At the festival, Saami living in the U.S. and perhaps some from Scandinavia, will set up a small encampment depicting traditional Saami life. They’ll erect a tepee-like structure made of canvas along with another dwelling, an earth hut. Visitors will see Saami attire, reindeer hides and a reindeer milking bowl, along with demonstrations of knife-making, weaving and embroidery.

It will be a slice of Saami life--without the live reindeer. But the event will have the next best thing. Norwegian photographer Grete Kvaal has lived with a Saami family that still herds reindeer, and she has compiled a show that documents women doing everything from castrating reindeer to slaughtering the animals and preparing their fur to be made into shoes.

Kvaal is bringing her photography to the festival, and films will be shown, as well, that document the discrimination and hardship the Saami have endured over the centuries.

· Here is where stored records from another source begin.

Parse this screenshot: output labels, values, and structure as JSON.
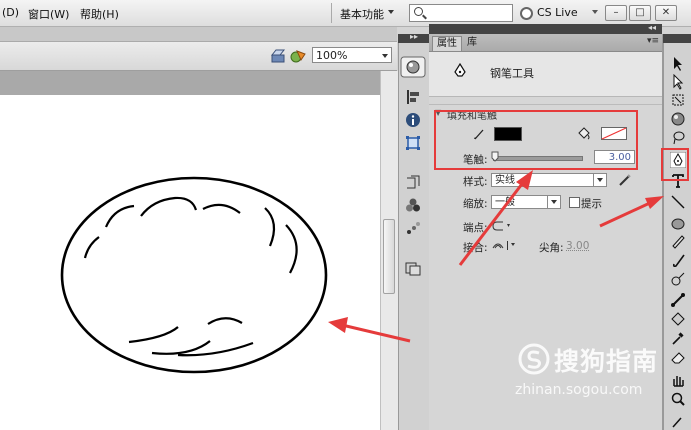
{
  "menubar": {
    "items": [
      "(D)",
      "窗口(W)",
      "帮助(H)"
    ],
    "workspace": "基本功能",
    "cs_live": "CS Live"
  },
  "stage": {
    "zoom": "100%"
  },
  "panel": {
    "tabs": [
      "属性",
      "库"
    ],
    "tool_name": "钢笔工具",
    "section_title": "填充和笔触",
    "stroke_label": "笔触:",
    "stroke_value": "3.00",
    "style_label": "样式:",
    "style_value": "实线",
    "scale_label": "缩放:",
    "scale_value": "一般",
    "hint_label": "提示",
    "cap_label": "端点:",
    "join_label": "接合:",
    "miter_label": "尖角:",
    "miter_value": "3.00"
  },
  "watermark": {
    "brand": "搜狗指南",
    "url": "zhinan.sogou.com"
  },
  "colors": {
    "highlight": "#e53b3b",
    "stroke_color": "#000000"
  }
}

“It was a shame to be Saami, kind of a hidden heritage,” said Henrietta Koski, one of the local festival organizers whose grandmothers were both Finnish Saami.

“They have a lot in common with Native Americans,” she said. As Christianity was pushed on the Saami by the Scandinavian nations, their religion was banned as witchcraft and their language was forbidden in schools. Their lands were taken and their culture was threatened by assimilation.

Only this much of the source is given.